New York City will be the first in the U.S. to implement climate budgeting, a visionary decision-making process that privileges science-based climate considerations when allocating funds. But to date, this decision-making matrix misses the point that an investment in CUNY—the largest public urban university in the U.S.—is an investment in achieving just and sustainable futures.

Last year, the federal government earmarked billions of dollars for community-led climate solutions through its Justice40 Initiative—currently caught up in city and state bureaucracies. There is a real risk that bad faith actors and powerful private institutions with massive endowments will take advantage of this windfall in the name of public good, without the will or capacity to deliver on it. CUNY can deliver because of its symbiotic relationship to communities, neighborhoods, and families who live, work, and organize on the frontlines.

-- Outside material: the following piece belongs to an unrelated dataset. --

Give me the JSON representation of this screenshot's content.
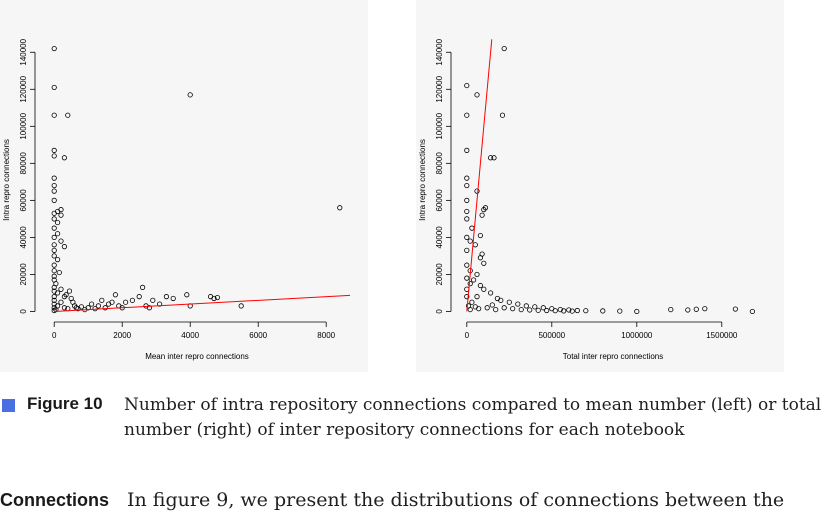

Elizabeth Yeampierre, head of the Sunset Park, Brooklyn-based environmental justice organization UPROSE, has coined the phrase, “climate justice lives here.” By removing social, racial, and economic barriers to climate education, decision-making, and careers, we believe that climate justice lives at CUNY, too. But to fulfill its potential as “the climate justice university,” CUNY needs city, state, and federal buy-in.

Kendra Sullivan is the co-director of the NYC Climate Justice Hub and the director of the Center for the Humanities at the CUNY Graduate Center. Kieren Howard is a geologist and the executive officer of the earth & environmental sciences doctoral program at the CUNY Graduate Center.